"Whenever a baby just starts crying for no reason I'm like 'I get it. Totally on the same page, homie.'" That tweet by best-selling author, Caprice Crane, is exactly what I have been contemplating since I watched the doting-daddy video sweeping social media.
My favorite thing about A Second a Day from Birth is that the daddy did not only include the most perfect, peaceful baby shots of his son Indigo's first year. He did not shy away from the screaming fits and crankiness in the snapshot videos that comprise the string of 365 moments. I related to those ill-tempered cries, and thank Indigo and all babies for just saying it like it is. We all have that shrieking baby inside.
The difference for us adults, is our bad moods stick. You know Indigo's irritability doesn't hang on for long.

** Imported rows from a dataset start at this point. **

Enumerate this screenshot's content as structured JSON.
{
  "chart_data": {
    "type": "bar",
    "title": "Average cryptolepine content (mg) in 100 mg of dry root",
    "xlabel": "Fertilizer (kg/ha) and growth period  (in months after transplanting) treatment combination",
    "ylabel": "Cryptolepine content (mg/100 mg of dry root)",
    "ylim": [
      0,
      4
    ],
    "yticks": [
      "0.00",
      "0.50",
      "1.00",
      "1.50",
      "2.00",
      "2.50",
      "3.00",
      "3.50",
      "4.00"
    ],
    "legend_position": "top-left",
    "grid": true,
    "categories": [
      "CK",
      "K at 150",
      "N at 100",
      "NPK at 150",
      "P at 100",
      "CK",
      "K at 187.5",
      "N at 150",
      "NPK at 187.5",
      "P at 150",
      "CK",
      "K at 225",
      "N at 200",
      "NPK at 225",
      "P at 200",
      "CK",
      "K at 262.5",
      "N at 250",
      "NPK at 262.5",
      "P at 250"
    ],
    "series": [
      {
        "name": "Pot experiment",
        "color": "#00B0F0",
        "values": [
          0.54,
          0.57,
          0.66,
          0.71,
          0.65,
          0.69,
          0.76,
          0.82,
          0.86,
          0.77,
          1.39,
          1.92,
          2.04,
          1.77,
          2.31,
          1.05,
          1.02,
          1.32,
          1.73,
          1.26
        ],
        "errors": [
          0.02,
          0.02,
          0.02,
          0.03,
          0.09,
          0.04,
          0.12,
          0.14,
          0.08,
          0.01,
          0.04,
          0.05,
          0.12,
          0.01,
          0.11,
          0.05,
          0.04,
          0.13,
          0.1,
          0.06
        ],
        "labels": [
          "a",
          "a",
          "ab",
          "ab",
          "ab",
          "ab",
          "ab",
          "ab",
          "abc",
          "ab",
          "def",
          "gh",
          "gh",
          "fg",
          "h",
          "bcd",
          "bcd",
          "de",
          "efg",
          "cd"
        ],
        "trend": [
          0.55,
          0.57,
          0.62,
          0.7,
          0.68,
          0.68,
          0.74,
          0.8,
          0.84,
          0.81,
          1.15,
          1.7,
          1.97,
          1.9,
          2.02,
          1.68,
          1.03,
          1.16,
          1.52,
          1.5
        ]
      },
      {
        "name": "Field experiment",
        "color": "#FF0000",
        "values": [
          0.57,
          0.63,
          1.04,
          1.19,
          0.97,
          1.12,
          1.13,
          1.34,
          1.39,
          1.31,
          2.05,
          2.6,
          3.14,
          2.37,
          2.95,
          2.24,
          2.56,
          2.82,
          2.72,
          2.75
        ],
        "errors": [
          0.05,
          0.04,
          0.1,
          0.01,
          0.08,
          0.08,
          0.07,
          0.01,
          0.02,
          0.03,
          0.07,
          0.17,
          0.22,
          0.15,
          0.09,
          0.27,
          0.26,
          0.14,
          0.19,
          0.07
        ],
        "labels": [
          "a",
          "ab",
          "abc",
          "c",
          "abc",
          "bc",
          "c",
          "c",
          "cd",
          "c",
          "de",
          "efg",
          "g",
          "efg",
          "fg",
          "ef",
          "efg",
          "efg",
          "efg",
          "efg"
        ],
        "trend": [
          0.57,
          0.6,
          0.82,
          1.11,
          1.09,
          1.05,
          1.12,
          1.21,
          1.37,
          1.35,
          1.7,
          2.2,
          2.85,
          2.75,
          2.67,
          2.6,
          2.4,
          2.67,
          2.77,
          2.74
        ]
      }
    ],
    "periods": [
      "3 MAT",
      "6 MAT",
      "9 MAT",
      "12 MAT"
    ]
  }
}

If I did a string of daily videos of myself -- or some fly on the wall with a camera did -- I would come off not unlike this baby. The joyous bubble baths would look pretty much the same. My moods though, would be slightly disguised, mutating due to their suppression into frustrations, ugly scowls and a short temper.
On the TV show "The Biggest Loser," before the contestants start losing weight they shoot a video of their heavy selves speaking to their future transformed skinny selves. My before video self would say, "Beware of what you might find out about yourself, my friend. Live carefully." And I imagine I would be thrown into a spiritual crisis as I watched the completed video at the year's end.
It is so hard to lose sight of life being just a string of moments, when we are busy worrying about the future or consumed by the past. I think my spiritual crisis after viewing my "year in the life" video would bring up the following questions:
- What can I do differently this year?
- Can I take care of myself better -- emotionally and physically?
- Can I let the angry feelings wash over me a little easier?
- Can I let go of the anxiety a little faster?
- Can I laugh from my toes, smile more openly?
- Can I meditate more?
- Can I spend more time loving?
Bottom line query: can I do all of this so that when I am captured for a second each day by the fly-on-the-wall videographer I am proud of who I am in life? I'd much prefer to look like a little Buddha, unattached to the ups and downs of life, with easy access to bliss, and overall at peace.
I know that the true magic of this video lies in the baby's transformation from a shriveled newborn into the makings of a little man. But I'm going to let Indigo inspire me to keep my head on straight and let the emotions move through me like they do for all the Indigos of the world, so I can have a looser grip on negativity and an easier slip into joy and peace.